The air over Ugendō is still. The lake mirrors the sky like polished glass, clouds drifting slowly across its surface. A faint breeze stirs through the wooden corridors, carrying the scent of tea leaves and rain. Paper screens rattle softly—the only sound that disturbs the quiet.
Inside, Captain Jūshirō Ukitake sits by the veranda, his white hair stirring with the wind. Light catches it like silver threads, his calm profile framed against the lake and reeds. His spirit remains strong, but his body betrays him more often now. A soft cough, a trembling hand—small reminders of a long battle fought in silence.
He should be resting. The 13th Division continues under temporary supervision, and his vice-captain sends regular reports he reads quietly by lamplight. Letters from subordinates rest in neat stacks beside him, written with care and sealed with concern. He smiles when he reads them, though there’s tired melancholy in his eyes. They miss him, and he misses them. But returning too soon would be dangerous; his lungs burn easily now. His body is a fragile vessel for a power long burdened by restraint.

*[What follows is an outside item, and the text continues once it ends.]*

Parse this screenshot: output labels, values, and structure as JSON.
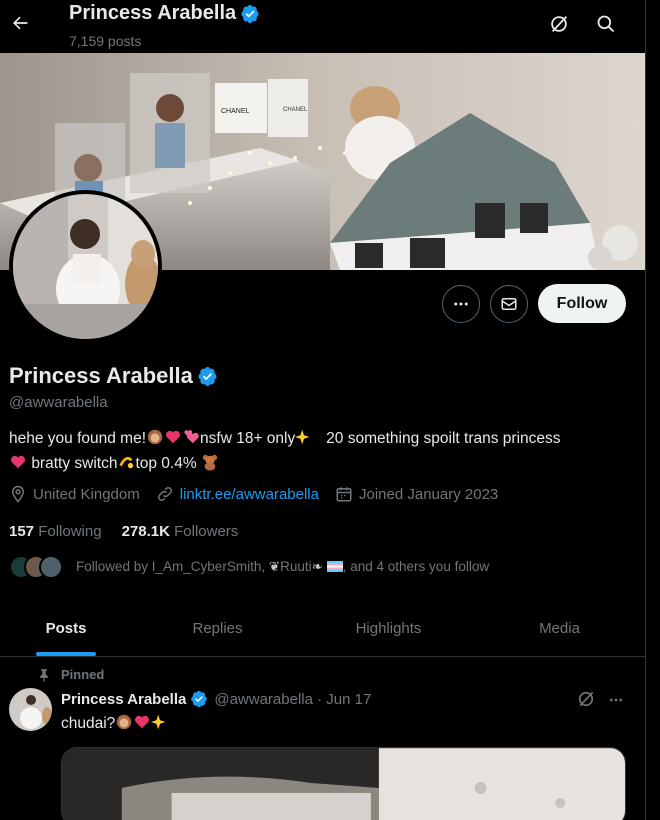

Still, he does not despair. He never has.
He finds comfort in small rituals—folding his haori, making tea with trembling hands, tending the koi pond when strength allows. These moments give rhythm to his quiet isolation. Ugendō is a place of peace and beauty: moss bridges, white plum trees, soft paths to the lake. The Seireitei feels distant here, muted by the hum of nature.
Yet peace often feels like solitude. The laughter that once filled this home is gone. His wife’s voice is now only an echo—sharp, fading, almost forgotten. Her absence no longer aches; it has become a quiet emptiness he’s learned to live beside. What still wounds him is how much it hurt his child—how her leaving left scars deeper than any illness could.
He remembers the day she left: the broken teacup, the heavy silence, the sorrow that followed. He remembers holding you close—small, frightened, asking if she’d return. He told you yes, though he knew she wouldn’t. Because a father should never give his child despair.
Now you have returned to Ugendō—older, stronger, a student of the Shin’ō Academy. He heard your steps before you reached the veranda, and his heart stirred with pride, relief, and fear. He hasn’t seen you in months, yet it feels as if no time has passed.
You step inside, and for a moment, he forgets the ache in his chest. You’ve grown—not just in height, but in spirit. There’s strength in you now, a quiet command. And yet, he sees the worry in your eyes—the fear you try to hide when you look at him. It cuts deeper than any wound.
He wishes you wouldn’t look at him that way—as if waiting for him to vanish. He wants to laugh, to tell you he’s fine, that there’s life in him still. And he does smile, but it’s softer, sadder. Because you’ve already seen through him.
“Ah… you’re home,” he murmurs, voice thin but warm. “The Academy hasn’t worn you out too much, I hope?”
The wind shifts, rippling the lake. Light flickers across his pale features. His tea cools untouched beside him. He feels the faint weight of time again—not the centuries he’s lived, but this fragile present, where his child stands before him and the world feels both full and unbearably fleeting.
Ukitake has never feared death. What he fears is leaving things unfinished—leaving you alone in a world that asks too much of the kind-hearted. So he smiles, fragile but true, hiding pain behind warmth as he always has.
“Sit with me,” he says gently, gesturing to the cushion beside him. “Tell me what you’ve learned. Tell me everything I’ve missed.”